The confusion is his, it has to be; Ozpin is, after all, the one with all the answers. And just as it only makes sense for Oscar to be confused, the other prominent emotions in this mad slew—the dread, the grief, the shame—must belong to Ozpin. But over it all fury and terror claw at each other in pure desperation, and Oscar is not sure where his end and Ozpin's begin, especially not with the hot pulse of betrayal pounding through both of them.
Ironic that it is now, on their knees in the snow with their head threatening to split in two, that they are as close to being one as they have ever been.
Damn you—damn you—!
Ozpin's 'voice' is laced with venom Oscar has never heard from him before, and it is frantic, incoherent; Oscar is not sure he meant to 'speak' at all.

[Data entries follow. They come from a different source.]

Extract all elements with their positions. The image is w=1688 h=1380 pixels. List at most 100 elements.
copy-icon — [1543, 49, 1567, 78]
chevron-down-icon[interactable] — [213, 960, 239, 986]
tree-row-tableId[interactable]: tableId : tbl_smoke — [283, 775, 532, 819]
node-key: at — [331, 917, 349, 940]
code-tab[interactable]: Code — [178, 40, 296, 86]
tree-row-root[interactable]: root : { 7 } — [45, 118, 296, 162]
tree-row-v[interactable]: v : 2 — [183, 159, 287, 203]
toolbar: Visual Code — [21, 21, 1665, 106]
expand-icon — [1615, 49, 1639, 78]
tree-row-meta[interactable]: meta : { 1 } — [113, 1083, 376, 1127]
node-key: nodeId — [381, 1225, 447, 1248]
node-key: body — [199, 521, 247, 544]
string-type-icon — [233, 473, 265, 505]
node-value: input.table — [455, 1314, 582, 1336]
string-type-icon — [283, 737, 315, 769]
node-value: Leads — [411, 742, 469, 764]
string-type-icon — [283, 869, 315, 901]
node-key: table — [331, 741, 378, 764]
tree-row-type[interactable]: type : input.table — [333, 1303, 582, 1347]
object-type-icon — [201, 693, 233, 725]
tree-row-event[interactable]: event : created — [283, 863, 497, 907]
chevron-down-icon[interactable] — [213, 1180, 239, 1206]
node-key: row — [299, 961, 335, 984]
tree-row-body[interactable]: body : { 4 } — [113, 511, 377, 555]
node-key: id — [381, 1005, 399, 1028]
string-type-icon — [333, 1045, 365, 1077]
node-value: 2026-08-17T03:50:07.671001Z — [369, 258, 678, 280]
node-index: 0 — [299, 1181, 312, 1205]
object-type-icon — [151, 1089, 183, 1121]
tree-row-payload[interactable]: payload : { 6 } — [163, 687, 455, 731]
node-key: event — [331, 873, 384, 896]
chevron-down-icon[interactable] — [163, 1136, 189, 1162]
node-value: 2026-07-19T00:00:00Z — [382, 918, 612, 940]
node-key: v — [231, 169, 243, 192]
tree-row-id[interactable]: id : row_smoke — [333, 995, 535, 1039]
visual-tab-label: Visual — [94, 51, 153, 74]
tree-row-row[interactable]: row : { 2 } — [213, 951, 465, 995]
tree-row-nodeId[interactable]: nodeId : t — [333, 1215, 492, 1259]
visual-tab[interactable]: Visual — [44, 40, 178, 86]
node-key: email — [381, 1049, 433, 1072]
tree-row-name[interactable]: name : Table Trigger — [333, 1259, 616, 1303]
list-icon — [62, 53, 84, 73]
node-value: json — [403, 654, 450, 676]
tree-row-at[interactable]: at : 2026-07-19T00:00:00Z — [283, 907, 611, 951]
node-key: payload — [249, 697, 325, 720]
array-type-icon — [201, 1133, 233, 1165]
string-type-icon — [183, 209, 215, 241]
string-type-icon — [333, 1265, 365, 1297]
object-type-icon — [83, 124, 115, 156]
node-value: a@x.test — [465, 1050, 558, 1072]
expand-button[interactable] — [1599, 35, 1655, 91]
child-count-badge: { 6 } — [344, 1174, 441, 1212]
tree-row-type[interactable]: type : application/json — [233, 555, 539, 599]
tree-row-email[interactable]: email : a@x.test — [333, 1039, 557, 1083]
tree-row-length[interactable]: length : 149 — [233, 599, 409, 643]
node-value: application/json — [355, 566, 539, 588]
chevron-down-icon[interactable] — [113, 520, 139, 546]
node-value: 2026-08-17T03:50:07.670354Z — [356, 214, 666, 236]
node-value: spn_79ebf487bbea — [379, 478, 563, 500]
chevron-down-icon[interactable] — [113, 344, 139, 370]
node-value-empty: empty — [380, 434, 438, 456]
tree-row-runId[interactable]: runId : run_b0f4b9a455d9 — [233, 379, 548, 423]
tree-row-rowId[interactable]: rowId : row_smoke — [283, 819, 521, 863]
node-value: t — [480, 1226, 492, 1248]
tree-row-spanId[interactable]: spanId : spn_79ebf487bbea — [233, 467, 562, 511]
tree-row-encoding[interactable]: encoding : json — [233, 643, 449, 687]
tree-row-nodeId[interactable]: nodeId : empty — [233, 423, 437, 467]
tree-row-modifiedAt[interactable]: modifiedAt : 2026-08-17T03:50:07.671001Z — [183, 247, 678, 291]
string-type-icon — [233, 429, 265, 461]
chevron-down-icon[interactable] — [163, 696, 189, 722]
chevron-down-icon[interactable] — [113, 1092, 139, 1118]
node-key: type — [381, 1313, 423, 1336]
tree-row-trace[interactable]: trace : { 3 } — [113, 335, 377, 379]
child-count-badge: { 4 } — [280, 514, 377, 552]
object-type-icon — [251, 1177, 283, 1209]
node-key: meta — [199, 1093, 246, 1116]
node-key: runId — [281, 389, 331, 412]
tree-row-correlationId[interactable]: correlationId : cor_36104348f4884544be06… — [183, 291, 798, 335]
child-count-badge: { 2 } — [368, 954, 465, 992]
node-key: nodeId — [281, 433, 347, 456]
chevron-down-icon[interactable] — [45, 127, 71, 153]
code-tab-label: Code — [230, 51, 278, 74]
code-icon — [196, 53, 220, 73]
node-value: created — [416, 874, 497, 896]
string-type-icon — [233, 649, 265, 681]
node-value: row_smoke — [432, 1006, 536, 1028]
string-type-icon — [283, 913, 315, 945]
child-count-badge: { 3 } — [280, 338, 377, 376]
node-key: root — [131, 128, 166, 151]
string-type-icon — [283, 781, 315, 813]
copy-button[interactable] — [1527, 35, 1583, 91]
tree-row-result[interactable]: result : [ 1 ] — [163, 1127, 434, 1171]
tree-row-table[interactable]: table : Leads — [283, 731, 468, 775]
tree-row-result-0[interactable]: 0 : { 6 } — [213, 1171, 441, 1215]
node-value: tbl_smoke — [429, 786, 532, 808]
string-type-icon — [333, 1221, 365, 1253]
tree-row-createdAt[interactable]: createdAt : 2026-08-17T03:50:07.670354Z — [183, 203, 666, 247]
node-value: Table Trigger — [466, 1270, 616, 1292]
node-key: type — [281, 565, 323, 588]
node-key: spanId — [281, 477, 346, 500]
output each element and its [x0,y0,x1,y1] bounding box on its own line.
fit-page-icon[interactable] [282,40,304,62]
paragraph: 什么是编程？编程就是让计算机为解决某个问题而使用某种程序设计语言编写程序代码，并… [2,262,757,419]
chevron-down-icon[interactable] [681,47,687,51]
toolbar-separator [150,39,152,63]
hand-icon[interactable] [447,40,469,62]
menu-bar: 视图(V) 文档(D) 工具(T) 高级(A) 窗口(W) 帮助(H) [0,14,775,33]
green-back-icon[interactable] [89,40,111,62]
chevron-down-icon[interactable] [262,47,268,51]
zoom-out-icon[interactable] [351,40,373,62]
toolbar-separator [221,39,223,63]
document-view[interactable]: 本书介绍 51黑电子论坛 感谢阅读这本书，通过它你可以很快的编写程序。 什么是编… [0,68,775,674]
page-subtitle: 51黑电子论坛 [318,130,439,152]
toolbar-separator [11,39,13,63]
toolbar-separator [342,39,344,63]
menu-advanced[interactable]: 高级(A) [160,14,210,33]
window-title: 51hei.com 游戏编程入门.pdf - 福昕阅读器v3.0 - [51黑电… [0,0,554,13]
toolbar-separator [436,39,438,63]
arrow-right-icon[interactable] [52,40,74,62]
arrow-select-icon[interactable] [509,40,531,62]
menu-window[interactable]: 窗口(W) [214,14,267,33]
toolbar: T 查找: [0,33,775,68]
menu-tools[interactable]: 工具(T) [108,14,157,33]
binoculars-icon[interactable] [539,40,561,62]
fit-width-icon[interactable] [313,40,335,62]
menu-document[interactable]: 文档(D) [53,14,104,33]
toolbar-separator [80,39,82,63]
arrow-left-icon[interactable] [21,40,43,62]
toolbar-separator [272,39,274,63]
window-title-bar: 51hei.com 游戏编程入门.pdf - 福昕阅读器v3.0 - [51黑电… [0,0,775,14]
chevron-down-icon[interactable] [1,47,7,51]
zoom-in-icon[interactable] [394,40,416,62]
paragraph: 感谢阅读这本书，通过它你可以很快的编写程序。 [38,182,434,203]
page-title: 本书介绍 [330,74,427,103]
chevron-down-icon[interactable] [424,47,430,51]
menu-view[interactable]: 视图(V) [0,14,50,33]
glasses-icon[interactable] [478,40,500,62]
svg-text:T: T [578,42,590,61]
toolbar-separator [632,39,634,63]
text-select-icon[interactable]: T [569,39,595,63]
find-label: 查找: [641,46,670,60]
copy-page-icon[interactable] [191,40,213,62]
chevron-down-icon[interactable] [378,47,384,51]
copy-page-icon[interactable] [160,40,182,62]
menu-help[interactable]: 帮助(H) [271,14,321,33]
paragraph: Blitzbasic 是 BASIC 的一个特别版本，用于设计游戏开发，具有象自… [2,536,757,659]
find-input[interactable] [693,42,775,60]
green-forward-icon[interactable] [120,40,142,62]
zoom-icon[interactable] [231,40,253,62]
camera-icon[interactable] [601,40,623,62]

Why couldn't you just tell us—?
WHY COULDN'T YOU LEAVE IT ALONE!?
The outside world only exists in flashes. Nothing, and then Jinn is there, languid and otherworldly. Nothing, and then Ozpin speaks, his inner hysteria bleeding out into reality. Nothing, and then RWBY is pointing their weapons at Qrow will help, he has to, he always helps but he doesn't. He stands by their side, on their side of the invisible line between the three of them and RWBY—the two of you, because Oscar would be on the other side if he had any choice, if he'd ever had a choice. But Qrow's faith, his unshakeable faith that Ozpin has depended upon for decades, is placed instead in Ruby's hands. Oscar's heart is beating in Ozpin's tempo, and for a sickening moment, it falters.
Qrow…?
So much mistrust. So much anger. Already the cracks are widening into an irreparable divide. How pleased she would be if she could see them all now.
The last nail in the coffin is when Qrow's red eyes drift away from Jinn's glowing form to settle on Oscar. On Ozpin. They are wide, almost fearful, his mouth slightly agape. Oscar has never seen him so vulnerable—Ozpin has not seen it since Qrow's school years, had himself aided in its disappearance—and there is no telling whose fault it is when the heart in their chest clenches, a frigid hand of hurt and loss squeezing as though to turn the precious organ into dust.
Their fear and their anger can no longer be separated; they twine around each other, feeding into the maelstrom that threatens to consume them.
They will know. They will know and they will turn, and they hate you now, and I'll be you and something will have to give. What if they can't forgive you when you're me? What if they hate me when I'm you should have thought of that, should have asked, should have talked when there was still time, told the truth on our terms of surrender are all they will want now, if they even wait to hear my side of this story can't end well, what did you do, what did you expect would happen when you gave our secrets away to four idealistic teenagers and a stranger who they already trust more than you, 'Professor'—
"What is Ozpin hiding from us?"
Ruby's voice, followed by a surge of power more ancient than even the old wizard bound to Oscar's soul.
Ozpin cries out, anguished, half-mad, and he rips free from Oscar's hold and his own terrible uncertainty to charge the silver-eyed girl. He does so unarmed, his Aura inactive. It is not an attack. It is a drowning man clawing for the water's surface, a cornered Huntsman flinging himself away from a lethal blow. It is inevitability, and a last, desperate attempt to thwart it.
All at once, Oscar's anger dies. In its wake is pity. It's done, Oscar whispers, steeling himself. Resigning himself. Whatever will become of Ozpin after this is his fate, too, and there will be no escape from it.
"Once upon a time," Jinn begins, but he can barely hear her over the last, horrible scream that tears through his mind, bitter with frustration and helplessness and the anticipation of loss.
Oscar knows this story, The Girl in the Tower. Ozpin knows a very different version of it. The boy with two souls can only pray that Jinn's telling of it will not be the breaking of them both.